The team advising the fund is led by San Francisco partner Suz H. Mac Cormac, who chairs the energy and social enterprise and impact investing practices and serves on the governance and allocation committee for the fund, announced by Newsom on Nov. 20.

“What has happened is COVID has furthered the economic divide in this country between the haves and the have nots,” said Mac Cormac in an interview. “The people who are getting really hurt the most are the people who are the working classes that are already struggling. They have just been decimated and so I felt like this was the time to act and once I start something I kind of can’t stop. I just kind of keep going.”

The pro bono team is part of the firm’s efforts led by Mac Cormac in CASE FORCE, a partnership of legal, financial and nonprofit leaders who worked on the formation and launch of the fund.

Arranged by Calvert Impact Capital and administered by Kiva Capital Management, the program is now open to businesses with 50 or fewer employees and less than $2.5 million in annual revenue.

Created specifically with a structure to benefit small businesses, the fund provides loans to help them recover from the effects of the economic shutdowns and pandemic using Community Development Financial Institutions, called CDFIs, with capital from the private, philanthropic and public sector.

“It is a public benefit LLC that is 100% owned by a public charity that is not buying and selling loans. It is on lending to the CDFIs, so the loans are then held by an SPV [special purpose vehicle] that is owned by the public charity. So, we can provide a lot of protection for small businesses,” explained Mac Cormac.

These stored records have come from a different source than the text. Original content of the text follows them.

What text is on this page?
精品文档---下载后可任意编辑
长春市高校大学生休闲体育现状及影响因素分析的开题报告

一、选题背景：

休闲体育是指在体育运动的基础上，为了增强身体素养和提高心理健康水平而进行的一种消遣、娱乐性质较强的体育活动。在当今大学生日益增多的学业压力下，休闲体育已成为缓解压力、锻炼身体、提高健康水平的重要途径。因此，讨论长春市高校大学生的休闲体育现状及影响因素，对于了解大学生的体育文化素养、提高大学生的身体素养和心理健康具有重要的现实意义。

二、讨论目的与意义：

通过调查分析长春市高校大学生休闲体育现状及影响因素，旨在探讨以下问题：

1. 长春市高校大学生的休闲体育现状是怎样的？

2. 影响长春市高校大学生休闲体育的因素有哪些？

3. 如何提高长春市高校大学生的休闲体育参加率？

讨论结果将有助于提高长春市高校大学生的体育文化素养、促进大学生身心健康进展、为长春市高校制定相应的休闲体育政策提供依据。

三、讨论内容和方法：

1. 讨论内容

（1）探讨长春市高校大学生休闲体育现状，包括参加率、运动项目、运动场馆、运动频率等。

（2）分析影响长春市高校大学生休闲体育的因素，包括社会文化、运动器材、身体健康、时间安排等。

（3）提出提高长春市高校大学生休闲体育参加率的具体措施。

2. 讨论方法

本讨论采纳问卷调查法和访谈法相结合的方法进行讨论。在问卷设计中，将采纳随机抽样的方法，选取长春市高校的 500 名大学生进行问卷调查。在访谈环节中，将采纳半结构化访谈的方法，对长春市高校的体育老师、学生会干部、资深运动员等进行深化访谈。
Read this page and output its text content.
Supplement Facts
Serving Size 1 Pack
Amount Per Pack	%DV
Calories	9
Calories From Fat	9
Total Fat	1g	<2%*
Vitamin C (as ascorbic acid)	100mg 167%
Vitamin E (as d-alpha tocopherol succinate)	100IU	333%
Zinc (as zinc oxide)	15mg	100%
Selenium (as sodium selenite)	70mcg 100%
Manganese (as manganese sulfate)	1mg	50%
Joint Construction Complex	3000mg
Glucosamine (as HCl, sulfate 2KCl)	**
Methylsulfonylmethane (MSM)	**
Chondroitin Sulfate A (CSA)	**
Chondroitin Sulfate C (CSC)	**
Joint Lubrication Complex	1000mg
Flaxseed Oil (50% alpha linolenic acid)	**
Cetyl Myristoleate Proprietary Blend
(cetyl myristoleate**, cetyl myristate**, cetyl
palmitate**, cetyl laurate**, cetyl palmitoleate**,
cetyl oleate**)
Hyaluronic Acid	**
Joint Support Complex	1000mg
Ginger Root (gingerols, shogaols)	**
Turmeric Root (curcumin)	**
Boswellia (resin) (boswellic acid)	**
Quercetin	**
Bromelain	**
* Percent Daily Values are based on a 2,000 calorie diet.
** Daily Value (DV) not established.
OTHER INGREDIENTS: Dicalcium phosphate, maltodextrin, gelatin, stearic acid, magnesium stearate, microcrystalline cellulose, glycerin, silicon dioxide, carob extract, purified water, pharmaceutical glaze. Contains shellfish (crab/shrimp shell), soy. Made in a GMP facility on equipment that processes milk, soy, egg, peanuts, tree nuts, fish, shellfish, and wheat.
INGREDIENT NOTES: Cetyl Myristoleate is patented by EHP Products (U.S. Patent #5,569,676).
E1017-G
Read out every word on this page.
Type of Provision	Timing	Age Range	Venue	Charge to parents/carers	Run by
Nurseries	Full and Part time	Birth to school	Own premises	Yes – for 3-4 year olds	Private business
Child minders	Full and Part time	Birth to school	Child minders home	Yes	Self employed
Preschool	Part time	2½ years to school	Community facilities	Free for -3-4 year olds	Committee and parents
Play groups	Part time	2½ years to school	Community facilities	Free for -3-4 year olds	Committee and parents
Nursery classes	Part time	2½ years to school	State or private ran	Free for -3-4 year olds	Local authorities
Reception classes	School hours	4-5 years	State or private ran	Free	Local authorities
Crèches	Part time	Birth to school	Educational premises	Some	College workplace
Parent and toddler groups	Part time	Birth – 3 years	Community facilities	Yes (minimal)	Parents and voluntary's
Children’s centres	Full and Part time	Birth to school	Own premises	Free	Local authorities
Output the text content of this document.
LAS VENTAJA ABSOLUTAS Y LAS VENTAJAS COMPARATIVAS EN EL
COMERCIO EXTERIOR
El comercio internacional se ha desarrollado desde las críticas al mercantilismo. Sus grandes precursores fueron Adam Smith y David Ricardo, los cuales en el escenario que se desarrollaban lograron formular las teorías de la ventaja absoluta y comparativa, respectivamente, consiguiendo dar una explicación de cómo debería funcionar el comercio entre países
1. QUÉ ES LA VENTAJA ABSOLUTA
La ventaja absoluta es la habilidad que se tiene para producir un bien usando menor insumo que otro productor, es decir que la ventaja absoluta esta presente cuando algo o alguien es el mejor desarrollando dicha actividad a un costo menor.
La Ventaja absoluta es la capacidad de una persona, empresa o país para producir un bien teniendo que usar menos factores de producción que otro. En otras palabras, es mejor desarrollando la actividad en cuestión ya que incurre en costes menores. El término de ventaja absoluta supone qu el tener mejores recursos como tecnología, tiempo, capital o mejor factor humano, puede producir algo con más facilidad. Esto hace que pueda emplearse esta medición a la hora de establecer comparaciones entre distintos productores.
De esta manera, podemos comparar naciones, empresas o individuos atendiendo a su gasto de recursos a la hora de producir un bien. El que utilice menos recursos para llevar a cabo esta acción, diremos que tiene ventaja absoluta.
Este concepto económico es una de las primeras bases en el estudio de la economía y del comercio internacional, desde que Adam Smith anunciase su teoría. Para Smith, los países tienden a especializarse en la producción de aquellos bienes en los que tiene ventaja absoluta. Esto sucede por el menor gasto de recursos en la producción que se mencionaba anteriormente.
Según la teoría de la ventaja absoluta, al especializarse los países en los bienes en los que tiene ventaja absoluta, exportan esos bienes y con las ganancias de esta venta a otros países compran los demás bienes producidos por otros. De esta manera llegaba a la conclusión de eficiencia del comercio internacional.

The biggest challenge in the fund’s development was the lack of a big funder or backer, she said..

“It’s like you’re lifting weights. It was a deadlift,” she added. “We just picked it up off the floor because nobody else had ever organized this kind of platform for CDFIs before. So I think the fact that we didn’t have a big funder or a big backer, I think that was what made it take a lot longer, but on the flip side it meant it was designed by and for the CDFIs and small businesses. So, I think the advantage was we were then able to build it, before we asked for the money.”

Members of the Morrison & Foerster team include Los Angeles partner Zeeshan Ahmedani and senior counsel Joseph Gabai, San Francisco associates Kaela M. Colwell, Jesse M. Finfrock, Maureen Elizabeth Linch, Olga Terets and Michael P. Santos; New York partners Mark S. Wojciechowski and Anthony J. Carbone and associates Aisulu Masylkanova, John Tawadrous and Jeff Xu; Washington D.C. partners David M. Lynn and Sean Ruff and of counsel Linda A. Arnsbarger; and Denverof counsel Kelley A. Howes.

“I think the fund is really trying to address some key issues that we face as a society and its one small part, but hopefully it can serve as a precedent or model,” said Santos, an associate and member of the pro bono team.